Mindesttiefe und Mindestwasserinhalt 
Spezielles Futter oder sonstiges Spezielles?


MfG:Marc


----------



## Zermalmer (6. Juni 2011)

*AW: Fragen zur Koizucht;*

Hallo Marc,
Einfach mal in der Forumssuche 'aufzucht koi' bzw. nach 'nachzucht' suchen und lesen lesen lesen...

Ansonsten einfach mal hier clicken

Du wirst Dich da ein wenig einlesen müssen, damit Du eine Ahnung davon bekommst, was auf Dich zukommt.


----------



## KoiZuchtNeuling (7. Juni 2011)

*AW: Fragen zur Koizucht;*

Okey.

Danke für die schnelle Antwort. 

MfG:Marc


----------



## wp-3d (7. Juni 2011)

*AW: Fragen zur Koizucht;*



KoiZuchtNeuling schrieb:


> ein extra Zuchtbecken um die Kois wachsen zu lassen damit sie Kräftiger werden.




Hi Marc,

zum schlüpfen lassen und danach zur optimalen Fütterung reicht am Anfang ein Aquarium,
später ein IBC Container z.B. https://www.hobby-gartenteich.de/xf/posts/16 

aus dem Extertal


----------



## Algusmaximus (7. Juni 2011)

*AW: Fragen zur Koizucht;*

Moin Werner,
welcher Filter empfiehlt sich denn wenn man ein 80l AQ mit einigen 3 Tage alten Koi am Start hat.

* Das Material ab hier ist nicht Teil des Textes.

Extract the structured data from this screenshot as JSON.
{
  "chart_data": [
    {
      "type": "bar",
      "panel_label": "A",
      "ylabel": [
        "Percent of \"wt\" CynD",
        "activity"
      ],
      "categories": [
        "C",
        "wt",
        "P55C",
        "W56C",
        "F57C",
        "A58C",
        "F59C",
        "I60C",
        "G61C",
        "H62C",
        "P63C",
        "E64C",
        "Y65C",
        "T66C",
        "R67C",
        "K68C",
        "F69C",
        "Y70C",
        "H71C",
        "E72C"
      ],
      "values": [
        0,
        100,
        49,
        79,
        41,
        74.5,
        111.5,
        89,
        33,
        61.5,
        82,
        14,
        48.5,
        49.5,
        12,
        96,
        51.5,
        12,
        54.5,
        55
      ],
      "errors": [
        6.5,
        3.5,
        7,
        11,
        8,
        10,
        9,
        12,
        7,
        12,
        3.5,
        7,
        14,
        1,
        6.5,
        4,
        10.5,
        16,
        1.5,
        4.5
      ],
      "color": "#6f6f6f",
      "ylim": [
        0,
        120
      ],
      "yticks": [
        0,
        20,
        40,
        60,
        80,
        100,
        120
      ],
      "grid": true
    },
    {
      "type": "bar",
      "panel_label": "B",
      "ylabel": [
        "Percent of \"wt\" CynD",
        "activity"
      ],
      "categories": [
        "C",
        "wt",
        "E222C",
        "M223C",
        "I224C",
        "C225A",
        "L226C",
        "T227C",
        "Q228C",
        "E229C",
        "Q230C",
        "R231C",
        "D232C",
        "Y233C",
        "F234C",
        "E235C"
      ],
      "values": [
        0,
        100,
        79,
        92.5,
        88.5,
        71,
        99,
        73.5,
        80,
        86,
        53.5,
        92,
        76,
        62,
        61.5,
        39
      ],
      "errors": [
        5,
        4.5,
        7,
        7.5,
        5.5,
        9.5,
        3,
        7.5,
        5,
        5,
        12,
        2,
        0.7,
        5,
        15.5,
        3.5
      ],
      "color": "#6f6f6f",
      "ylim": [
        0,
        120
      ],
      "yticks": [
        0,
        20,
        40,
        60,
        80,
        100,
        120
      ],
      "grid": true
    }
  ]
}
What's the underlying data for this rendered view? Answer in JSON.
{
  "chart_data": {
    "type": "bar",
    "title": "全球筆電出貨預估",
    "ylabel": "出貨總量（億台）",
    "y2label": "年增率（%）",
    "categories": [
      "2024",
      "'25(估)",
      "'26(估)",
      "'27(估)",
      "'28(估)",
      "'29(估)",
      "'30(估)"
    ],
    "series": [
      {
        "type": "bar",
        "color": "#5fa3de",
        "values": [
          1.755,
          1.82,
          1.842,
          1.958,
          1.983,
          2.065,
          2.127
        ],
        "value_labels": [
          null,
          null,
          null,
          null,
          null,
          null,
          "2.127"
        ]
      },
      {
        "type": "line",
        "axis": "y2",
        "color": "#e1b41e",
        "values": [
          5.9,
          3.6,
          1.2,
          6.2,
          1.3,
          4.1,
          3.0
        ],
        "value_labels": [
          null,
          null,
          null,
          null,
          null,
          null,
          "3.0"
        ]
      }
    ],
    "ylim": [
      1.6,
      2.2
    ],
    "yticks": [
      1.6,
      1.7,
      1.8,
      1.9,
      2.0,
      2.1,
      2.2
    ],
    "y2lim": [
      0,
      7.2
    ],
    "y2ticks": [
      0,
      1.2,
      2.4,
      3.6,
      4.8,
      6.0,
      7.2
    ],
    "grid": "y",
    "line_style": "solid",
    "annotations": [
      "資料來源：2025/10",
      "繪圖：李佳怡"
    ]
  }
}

Sollte natürlich die kleinen nicht einsaugen können. Dachte mir ein Doppelschwammfilter Venturiprinzip könnte reichen?


----------



## wp-3d (7. Juni 2011)

*AW: Fragen zur Koizucht;*

Hallo.

Schwammfilter mit großer Ansaugfläche ist immer gut. 


.


----------



## Algusmaximus (7. Juni 2011)

*AW: Fragen zur Koizucht;*

Danke!

Gruß Ralf


----------



## KoiZuchtNeuling (7. Juni 2011)

*AW: Fragen zur Koizucht;*

Hallo Werner,

Vielen dank das hat mir sehr geholfen.

Ich wohne ganz in der nähe von Extertal,in Lage.

MfG:Marc


----------



## wp-3d (7. Juni 2011)

*AW: Fragen zur Koizucht;*



KoiZuchtNeuling schrieb:


> ich wohne ganz in der nähe von Extertal,in Lage.




das habe ich schon mit bekommen.

wenn Du Lust hast kannst einmal vorbei kommen,
dann kann ich dir mit Rat noch mehr helfen.

od. die Koi Zucht ausreden. 


.


----------



## KoiZuchtNeuling (7. Juni 2011)

*AW: Fragen zur Koizucht;*

Hehe,derzeit schlecht aber darauf werden wir vll. mal zurückkommen.

Habe derzeit viel zu tun geht daher eher schlecht.Mit meinem jetzigem Teich bin ich zufrieden.

Von dem werde ich bald auch Bilder reinstellen.

MfG:Marc


----------



## robsig12 (9. Juni 2011)

*AW: Fragen zur Koizucht;*

Na dann zeig uns mal Bilder.

Warum möchtest Du Koi züchten?

Verkaufen kannst Du die nicht. Dafür haben Leute in Japan jahrelang selektieren gelernt.
Da Du wohl noch kein Grundwissen über die allgemeine Koihaltung hast, wird das mit der Aufzucht sehr schwierig werden.


----------



## nico1985 (9. Juni 2011)

*AW: Fragen zur Koizucht;*

Wenn du keine Zeit hast! Dann lass es bleiben! Du brauchst zeit, ganz viel!!! Ist ne menge Arbeit!

Gruß nico


----------